Clubfoot is a condition where one or both feet are positioned rotating inward or downward in a mild or severe manner. The affected foot may also be smaller than usual, particularly in the heel area. It is usually congenital and may even be visible in an in-utero ultrasound. Clubfoot does not cause pain and can be corrected with proper treatment early on.
Clubfoot affects about one in 1,000 babies, making it one of the most commonly-occurring, non-deadly major birth defects. Almost 50% of clubfoot babies have two clubbed feet, and two-thirds of clubfoot babies are males. The condition can occur due to the in-utero positioning of a forming baby or a combination of environmental and genetic factors. If a family member has clubfoot, it increases an infant’s odds of having it.

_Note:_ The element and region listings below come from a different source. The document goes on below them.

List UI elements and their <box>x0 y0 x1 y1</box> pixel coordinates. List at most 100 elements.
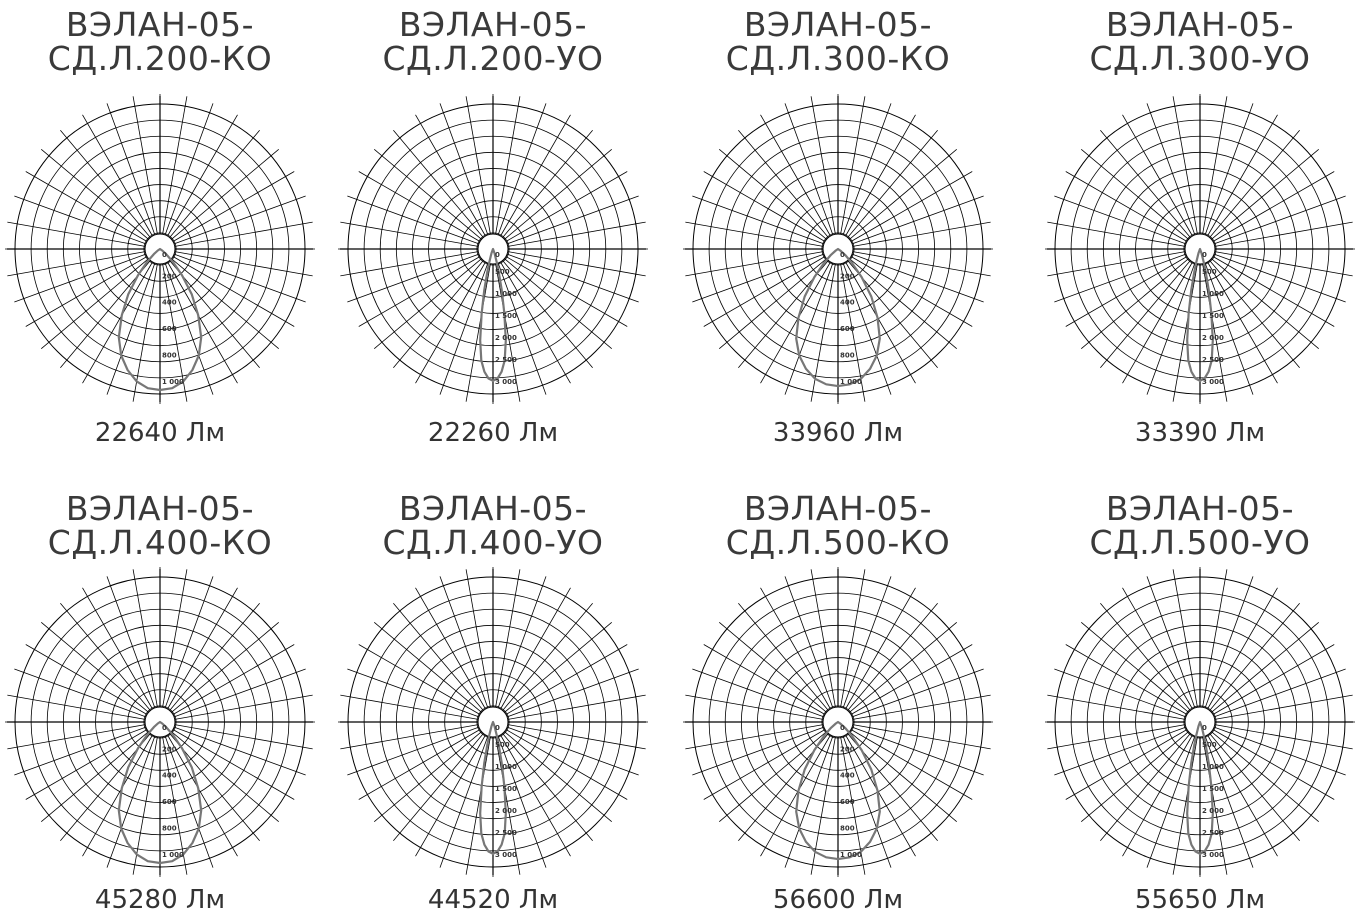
grid-spoke <box>495 263 521 402</box>
grid-spoke <box>1172 736 1198 875</box>
grid-spoke <box>60 130 151 238</box>
grid-spoke <box>171 258 279 349</box>
radial-tick-label: 500 <box>495 741 510 749</box>
grid-spoke <box>162 569 188 708</box>
grid-spoke <box>1100 603 1191 711</box>
grid-spoke <box>167 114 238 237</box>
grid-spoke <box>852 221 991 247</box>
grid-spoke <box>500 587 571 710</box>
grid-spoke <box>164 735 214 868</box>
radial-tick-label: 0 <box>495 251 500 259</box>
grid-spoke <box>1211 149 1319 240</box>
grid-spoke <box>347 668 480 718</box>
polar-chart: 0 200 400 600 800 1 000 <box>5 567 315 877</box>
grid-spoke <box>60 603 151 711</box>
luminous-flux-label: 56600 Лм <box>772 885 904 915</box>
grid-spoke <box>685 694 824 720</box>
grid-spoke <box>1209 130 1300 238</box>
grid-spoke <box>784 735 834 868</box>
grid-spoke <box>507 251 646 277</box>
grid-spoke <box>1146 262 1196 395</box>
radial-tick-label: 200 <box>840 272 855 280</box>
grid-spoke <box>692 195 825 245</box>
grid-spoke <box>1212 256 1335 327</box>
grid-spoke <box>374 149 482 240</box>
radial-tick-label: 1 500 <box>495 785 517 793</box>
chart-title: ВЭЛАН-05- СД.Л.200-УО <box>333 8 653 76</box>
grid-spoke <box>760 261 831 384</box>
luminous-flux-label: 33390 Лм <box>1134 418 1266 448</box>
grid-spoke <box>106 735 156 868</box>
radial-tick-label: 0 <box>1202 251 1207 259</box>
polar-chart: 0 500 1 000 1 500 2 000 2 500 3 000 <box>338 94 648 404</box>
chart-title-line1: ВЭЛАН-05- <box>743 5 933 44</box>
grid-spoke <box>760 587 831 710</box>
luminous-flux-label: 22640 Лм <box>94 418 226 448</box>
grid-spoke <box>340 251 479 277</box>
chart-title: ВЭЛАН-05- СД.Л.300-КО <box>678 8 998 76</box>
grid-spoke <box>810 263 836 402</box>
chart-title-line2: СД.Л.500-УО <box>1089 523 1311 562</box>
grid-spoke <box>1202 736 1228 875</box>
grid-spoke <box>439 576 489 709</box>
radial-tick-label: 800 <box>162 824 177 832</box>
grid-spoke <box>1214 251 1353 277</box>
grid-spoke <box>132 569 158 708</box>
grid-spoke <box>1100 260 1191 368</box>
grid-spoke <box>760 114 831 237</box>
radial-tick-label: 1 000 <box>1202 290 1224 298</box>
grid-spoke <box>506 726 639 776</box>
grid-spoke <box>849 622 957 713</box>
radial-tick-label: 1 000 <box>162 851 184 859</box>
grid-spoke <box>173 668 306 718</box>
grid-spoke <box>164 103 214 236</box>
chart-title-line1: ВЭЛАН-05- <box>65 5 255 44</box>
grid-spoke <box>1209 733 1300 841</box>
radial-tick-label: 3 000 <box>495 378 517 386</box>
grid-spoke <box>347 726 480 776</box>
polar-grid <box>683 567 993 877</box>
grid-spoke <box>358 644 481 715</box>
grid-spoke <box>1202 263 1228 402</box>
grid-spoke <box>171 622 279 713</box>
grid-spoke <box>849 731 957 822</box>
grid-spoke <box>1081 258 1189 349</box>
grid-spoke <box>851 253 984 303</box>
grid-spoke <box>497 576 547 709</box>
grid-spoke <box>497 262 547 395</box>
grid-spoke <box>14 668 147 718</box>
grid-spoke <box>41 622 149 713</box>
grid-spoke <box>415 734 486 857</box>
grid-spoke <box>852 724 991 750</box>
radial-tick-label: 600 <box>840 325 855 333</box>
grid-spoke <box>106 262 156 395</box>
grid-spoke <box>1122 587 1193 710</box>
grid-spoke <box>810 569 836 708</box>
grid-spoke <box>845 734 916 857</box>
grid-spoke <box>340 221 479 247</box>
grid-spoke <box>1207 734 1278 857</box>
grid-spoke <box>500 261 571 384</box>
grid-spoke <box>504 622 612 713</box>
grid-spoke <box>1172 263 1198 402</box>
radial-tick-label: 2 000 <box>495 334 517 342</box>
grid-spoke <box>106 103 156 236</box>
grid-spoke <box>169 130 260 238</box>
grid-spoke <box>851 726 984 776</box>
grid-spoke <box>784 103 834 236</box>
radial-tick-label: 1 500 <box>495 312 517 320</box>
grid-spoke <box>1204 262 1254 395</box>
grid-spoke <box>1213 253 1346 303</box>
luminous-flux-label: 45280 Лм <box>94 885 226 915</box>
grid-spoke <box>692 253 825 303</box>
grid-spoke <box>106 576 156 709</box>
chart-title: ВЭЛАН-05- СД.Л.500-КО <box>678 492 998 560</box>
radial-tick-label: 1 000 <box>495 290 517 298</box>
grid-spoke <box>465 569 491 708</box>
grid-spoke <box>504 258 612 349</box>
grid-spoke <box>507 724 646 750</box>
grid-spoke <box>685 221 824 247</box>
radial-tick-label: 2 500 <box>495 356 517 364</box>
grid-spoke <box>1214 694 1353 720</box>
grid-spoke <box>1204 735 1254 868</box>
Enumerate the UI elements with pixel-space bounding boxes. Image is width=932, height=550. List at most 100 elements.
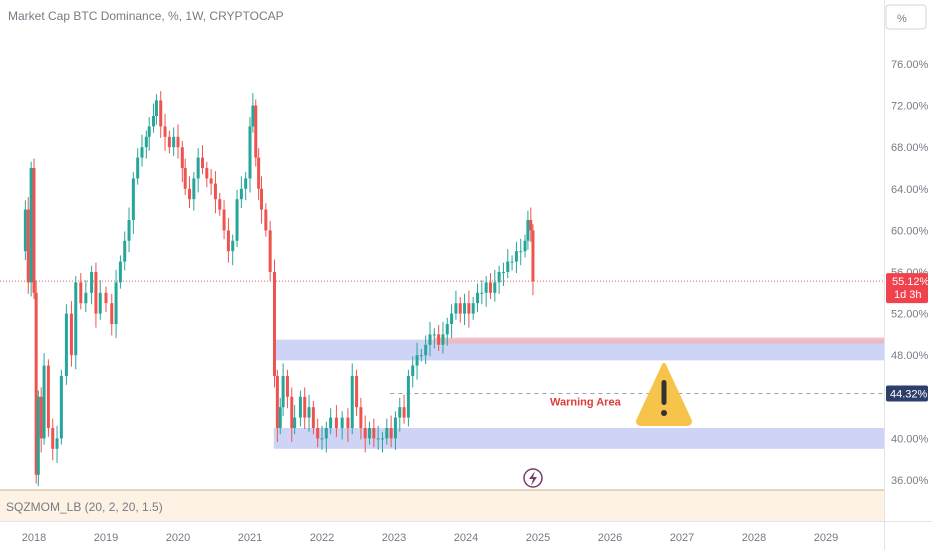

Treatment of clubfoot should begin immediately to avoid growth problems as well as subsequent discomfort and disability. If treated before a baby walks, function and stability can be greatly improved. Serial casting is a common treatment for clubfoot that gradually shifts the bones into proper alignment. Over several months, the doctor intermittently stretches the foot toward the proper position, then casts it to hold the new position in place. X-rays show progress.
After successful serial casting, the child will need to wear special shoes or braces for several years to maintain proper foot positioning. Frequently, the muscles will try to return to the pre-treatment position until about mid-childhood. If serial casting is not successful, the joints, ligaments, and tendons can be surgically shifted.